Old toys become pet fun and promote spaying, neutering
Dexter, a purebred Australian cattle dog, gnawed on a stuffed animal until he found the sweet spot that made the toy squeak.
Dexter, a purebred Australian cattle dog, gnawed on a stuffed animal until he found the sweet spot that made the toy squeak.
"They love that squeaker," Marianne Ahern said this month as Dexter and two other four-legged creatures played with the squeaky item at her half-acre house near Langhorne, Bucks County.
The toy was originally a Beanie Baby that would have ended up in a landfill, but Ahern reclaimed it, cleaned it, and converted it into a Glad Dogs Nation product.
"I see this as my retirement business," said Ahern, 57, president and founder of Glad Dogs Nation.
Since incorporating the company in January, Ahern has been taking used children's toys and up-cycling them into playthings for pets. She makes the toys at her home and sells them at dog expos and online at GladDogsNation.com for as low as $3.
By early December, Ahern said, she had sold more than 1,100 of the toys.
She has pledged to donate a share of her profit to causes and groups that promote the spaying and neutering of pets, a small step she hopes will help offset the widespread euthanasia of shelter animals.

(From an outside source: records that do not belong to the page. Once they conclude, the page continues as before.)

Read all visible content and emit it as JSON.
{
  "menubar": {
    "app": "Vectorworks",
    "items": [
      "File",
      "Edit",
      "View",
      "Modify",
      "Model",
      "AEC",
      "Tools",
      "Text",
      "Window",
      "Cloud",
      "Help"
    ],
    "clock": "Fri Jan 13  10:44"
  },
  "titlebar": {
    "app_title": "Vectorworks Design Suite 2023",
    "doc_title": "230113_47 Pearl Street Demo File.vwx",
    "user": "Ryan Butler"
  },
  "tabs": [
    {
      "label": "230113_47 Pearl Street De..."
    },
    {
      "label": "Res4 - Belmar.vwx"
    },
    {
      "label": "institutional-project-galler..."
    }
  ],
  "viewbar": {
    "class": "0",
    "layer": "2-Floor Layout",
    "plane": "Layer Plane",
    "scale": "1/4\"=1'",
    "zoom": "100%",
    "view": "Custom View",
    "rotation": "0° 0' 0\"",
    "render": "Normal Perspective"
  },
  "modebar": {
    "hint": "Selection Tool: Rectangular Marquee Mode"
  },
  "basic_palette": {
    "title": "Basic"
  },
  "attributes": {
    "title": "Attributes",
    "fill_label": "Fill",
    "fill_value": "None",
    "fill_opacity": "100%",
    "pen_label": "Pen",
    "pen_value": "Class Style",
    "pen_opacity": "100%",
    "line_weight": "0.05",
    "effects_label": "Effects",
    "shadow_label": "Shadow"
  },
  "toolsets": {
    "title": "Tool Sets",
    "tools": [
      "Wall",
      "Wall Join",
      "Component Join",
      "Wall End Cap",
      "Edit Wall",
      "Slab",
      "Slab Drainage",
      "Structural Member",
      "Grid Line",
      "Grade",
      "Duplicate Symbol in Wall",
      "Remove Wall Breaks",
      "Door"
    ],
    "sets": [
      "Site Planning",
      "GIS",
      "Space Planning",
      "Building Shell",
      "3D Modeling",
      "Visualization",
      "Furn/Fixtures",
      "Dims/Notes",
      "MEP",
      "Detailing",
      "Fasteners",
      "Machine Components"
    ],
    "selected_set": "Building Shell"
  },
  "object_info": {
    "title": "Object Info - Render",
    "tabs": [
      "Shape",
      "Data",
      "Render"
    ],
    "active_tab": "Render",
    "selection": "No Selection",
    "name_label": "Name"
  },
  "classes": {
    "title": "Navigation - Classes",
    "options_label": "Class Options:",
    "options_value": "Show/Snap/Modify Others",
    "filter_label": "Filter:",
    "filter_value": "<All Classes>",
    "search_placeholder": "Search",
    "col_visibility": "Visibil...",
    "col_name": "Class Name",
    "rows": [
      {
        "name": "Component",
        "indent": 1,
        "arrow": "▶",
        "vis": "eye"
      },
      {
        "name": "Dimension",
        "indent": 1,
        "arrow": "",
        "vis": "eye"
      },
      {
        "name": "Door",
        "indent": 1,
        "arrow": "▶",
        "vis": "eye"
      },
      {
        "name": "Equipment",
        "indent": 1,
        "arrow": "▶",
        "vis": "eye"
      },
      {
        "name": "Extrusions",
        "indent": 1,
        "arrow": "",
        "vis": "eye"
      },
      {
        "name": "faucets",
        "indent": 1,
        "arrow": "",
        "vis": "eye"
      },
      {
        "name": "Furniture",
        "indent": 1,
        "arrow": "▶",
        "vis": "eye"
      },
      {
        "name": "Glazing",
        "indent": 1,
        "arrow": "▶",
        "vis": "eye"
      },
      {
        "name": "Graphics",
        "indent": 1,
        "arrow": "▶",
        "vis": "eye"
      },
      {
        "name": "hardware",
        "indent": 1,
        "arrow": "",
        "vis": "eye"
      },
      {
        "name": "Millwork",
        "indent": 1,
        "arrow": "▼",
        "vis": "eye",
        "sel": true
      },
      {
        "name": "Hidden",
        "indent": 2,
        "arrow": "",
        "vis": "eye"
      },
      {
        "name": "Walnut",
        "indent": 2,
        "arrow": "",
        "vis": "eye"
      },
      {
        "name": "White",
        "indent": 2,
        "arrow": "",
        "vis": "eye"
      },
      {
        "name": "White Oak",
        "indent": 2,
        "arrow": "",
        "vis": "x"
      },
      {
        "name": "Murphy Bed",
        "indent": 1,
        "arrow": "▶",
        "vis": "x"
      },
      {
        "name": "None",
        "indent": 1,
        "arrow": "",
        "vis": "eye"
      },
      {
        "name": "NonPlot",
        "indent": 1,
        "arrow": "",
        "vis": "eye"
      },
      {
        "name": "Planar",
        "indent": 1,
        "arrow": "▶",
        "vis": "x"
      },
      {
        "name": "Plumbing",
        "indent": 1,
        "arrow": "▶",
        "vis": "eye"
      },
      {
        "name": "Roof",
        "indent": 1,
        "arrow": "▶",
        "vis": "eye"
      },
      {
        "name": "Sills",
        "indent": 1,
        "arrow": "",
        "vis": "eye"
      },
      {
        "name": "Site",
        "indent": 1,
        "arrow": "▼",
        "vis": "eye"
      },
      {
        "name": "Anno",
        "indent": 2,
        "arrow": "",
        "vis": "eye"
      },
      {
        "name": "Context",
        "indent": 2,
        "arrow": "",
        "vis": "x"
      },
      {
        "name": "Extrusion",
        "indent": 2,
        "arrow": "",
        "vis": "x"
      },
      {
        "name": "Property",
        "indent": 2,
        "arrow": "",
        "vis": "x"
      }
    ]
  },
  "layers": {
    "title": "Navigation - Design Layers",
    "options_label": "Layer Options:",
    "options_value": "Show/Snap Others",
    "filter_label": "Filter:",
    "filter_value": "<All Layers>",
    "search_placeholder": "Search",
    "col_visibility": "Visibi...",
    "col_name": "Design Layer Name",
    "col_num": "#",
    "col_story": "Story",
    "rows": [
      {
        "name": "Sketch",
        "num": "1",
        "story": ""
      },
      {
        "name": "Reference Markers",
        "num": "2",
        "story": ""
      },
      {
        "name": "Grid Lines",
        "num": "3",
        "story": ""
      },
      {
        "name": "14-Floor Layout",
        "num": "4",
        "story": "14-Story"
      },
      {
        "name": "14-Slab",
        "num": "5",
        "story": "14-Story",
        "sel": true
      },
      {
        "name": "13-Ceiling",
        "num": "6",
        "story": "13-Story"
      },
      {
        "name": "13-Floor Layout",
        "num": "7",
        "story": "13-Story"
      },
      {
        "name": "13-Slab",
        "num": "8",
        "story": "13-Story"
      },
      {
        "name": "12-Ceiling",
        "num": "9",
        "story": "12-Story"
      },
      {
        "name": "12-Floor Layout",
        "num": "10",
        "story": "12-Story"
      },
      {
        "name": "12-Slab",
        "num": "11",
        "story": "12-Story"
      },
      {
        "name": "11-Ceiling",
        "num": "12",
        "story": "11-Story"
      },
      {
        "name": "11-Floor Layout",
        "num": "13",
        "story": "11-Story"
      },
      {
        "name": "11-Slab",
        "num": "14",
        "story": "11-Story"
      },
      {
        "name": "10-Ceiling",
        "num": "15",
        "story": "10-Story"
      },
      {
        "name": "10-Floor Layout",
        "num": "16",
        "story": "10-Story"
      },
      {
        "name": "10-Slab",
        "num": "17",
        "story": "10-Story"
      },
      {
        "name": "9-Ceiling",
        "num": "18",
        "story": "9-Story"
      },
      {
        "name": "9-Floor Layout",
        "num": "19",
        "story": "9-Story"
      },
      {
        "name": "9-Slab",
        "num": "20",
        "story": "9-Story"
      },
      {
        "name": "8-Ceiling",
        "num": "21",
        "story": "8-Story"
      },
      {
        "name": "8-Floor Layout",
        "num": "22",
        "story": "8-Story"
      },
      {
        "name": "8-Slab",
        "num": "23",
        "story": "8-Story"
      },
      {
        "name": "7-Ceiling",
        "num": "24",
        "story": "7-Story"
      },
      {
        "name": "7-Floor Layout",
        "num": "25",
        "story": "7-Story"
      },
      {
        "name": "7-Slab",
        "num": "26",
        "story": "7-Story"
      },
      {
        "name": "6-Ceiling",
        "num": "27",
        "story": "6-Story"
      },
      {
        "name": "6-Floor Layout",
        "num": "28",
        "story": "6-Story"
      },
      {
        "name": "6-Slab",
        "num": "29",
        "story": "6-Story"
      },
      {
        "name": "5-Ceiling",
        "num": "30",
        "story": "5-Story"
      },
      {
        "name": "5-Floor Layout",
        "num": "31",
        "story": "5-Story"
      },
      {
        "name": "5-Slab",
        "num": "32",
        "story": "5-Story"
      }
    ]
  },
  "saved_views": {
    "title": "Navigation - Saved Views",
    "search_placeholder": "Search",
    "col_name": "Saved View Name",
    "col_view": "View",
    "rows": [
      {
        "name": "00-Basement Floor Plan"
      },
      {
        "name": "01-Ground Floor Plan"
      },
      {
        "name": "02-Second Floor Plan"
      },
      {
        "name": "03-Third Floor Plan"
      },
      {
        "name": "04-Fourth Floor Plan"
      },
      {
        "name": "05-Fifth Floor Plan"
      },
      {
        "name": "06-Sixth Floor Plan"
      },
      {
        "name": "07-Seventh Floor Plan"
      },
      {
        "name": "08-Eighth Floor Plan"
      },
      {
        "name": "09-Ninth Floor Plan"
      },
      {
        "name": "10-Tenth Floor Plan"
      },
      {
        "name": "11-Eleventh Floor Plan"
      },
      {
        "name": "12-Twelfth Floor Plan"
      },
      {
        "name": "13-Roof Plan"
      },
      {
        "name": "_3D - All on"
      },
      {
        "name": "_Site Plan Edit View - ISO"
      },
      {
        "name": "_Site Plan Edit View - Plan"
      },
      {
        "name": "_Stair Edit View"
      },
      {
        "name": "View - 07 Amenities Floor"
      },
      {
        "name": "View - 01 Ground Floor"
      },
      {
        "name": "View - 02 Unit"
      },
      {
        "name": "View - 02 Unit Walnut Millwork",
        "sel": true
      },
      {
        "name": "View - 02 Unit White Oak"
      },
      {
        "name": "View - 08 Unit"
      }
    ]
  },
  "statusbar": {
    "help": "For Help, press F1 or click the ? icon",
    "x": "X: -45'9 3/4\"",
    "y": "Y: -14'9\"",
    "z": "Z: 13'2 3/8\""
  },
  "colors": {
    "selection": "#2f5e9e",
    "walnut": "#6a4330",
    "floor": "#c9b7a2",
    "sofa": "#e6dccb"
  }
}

This fall, Ahern said, she gave several hundred dollars to a local SPCA.
"I'm trying to cut down on that devastation," she said.
From six million to eight million homeless cats and dogs enter animal shelters every year, and about half are put to death, according to the Humane Society of the United States. The vast majority of those animals have not been spayed or neutered.
Ray Little, lifesaving director of Philadelphia's Operation Ava animal shelter, said spaying and neutering "is a great way to end suffering for these animals."
The procedure has no adverse health effects on animals and has benefits beyond controlling overpopulation, according to Little. He said neutering eliminates a male dog's desire to run away to mate and diminishes a male dog's instinct to urinate on property as a way of marking its territory.
Ahern also runs a marketing firm and makes occasional guest appearances on the QVC home-shopping network. And she fosters dogs, a passion she has been indulging since moving about nine years ago to Lower Southampton from Trenton.
During that span, more than 90 dogs have lived at Ahern's home for weeks or months before being adopted out to permanent households, she said.
Dexter, 9, was one of Ahern's first foster dogs, and she decided to keep him, she said, after nursing him to good health "from the brink of death."
But simply giving the dogs a temporary place to live is not enough, she said. "It's not changing the core problem" of sheltered animals' being euthanized, Ahern said, "and that's what was getting me mad."
Ahern has several volunteers like Elaine Ibach, 61, of Burlington County, who help her make stuffed animals into pet toys.
"It fills my time and it doesn't take much, a couple of hours while I watch television," said Ibach, a recently retired accountant.
Ibach uses small scissors to cut open the midsection to remove beans and inserts a squeaker into the stuffed animal. She sews up the belly and then removes the eyes and nose to sew on appliqués in their place, reducing the choking hazard.
"I've done a couple hundred since starting," Ibach said Wednesday. "The supplies to make them into toys are cheap, and it costs almost nothing to do it. And it's for a good cause."
Used stuffed animals are not accepted by most thrift stores because of concerns the toys may be infested with lice or bedbugs, said Ahern.
This month, Ahern's garage was crowded with black trash bags stashed on top of each other, all filled with donated stuffed animals.
"It's a sacrifice you have to make," said Ahern's husband, Layne Brown, 49. "I can't put stuff in my garage anymore, but that's OK. It's well worth it."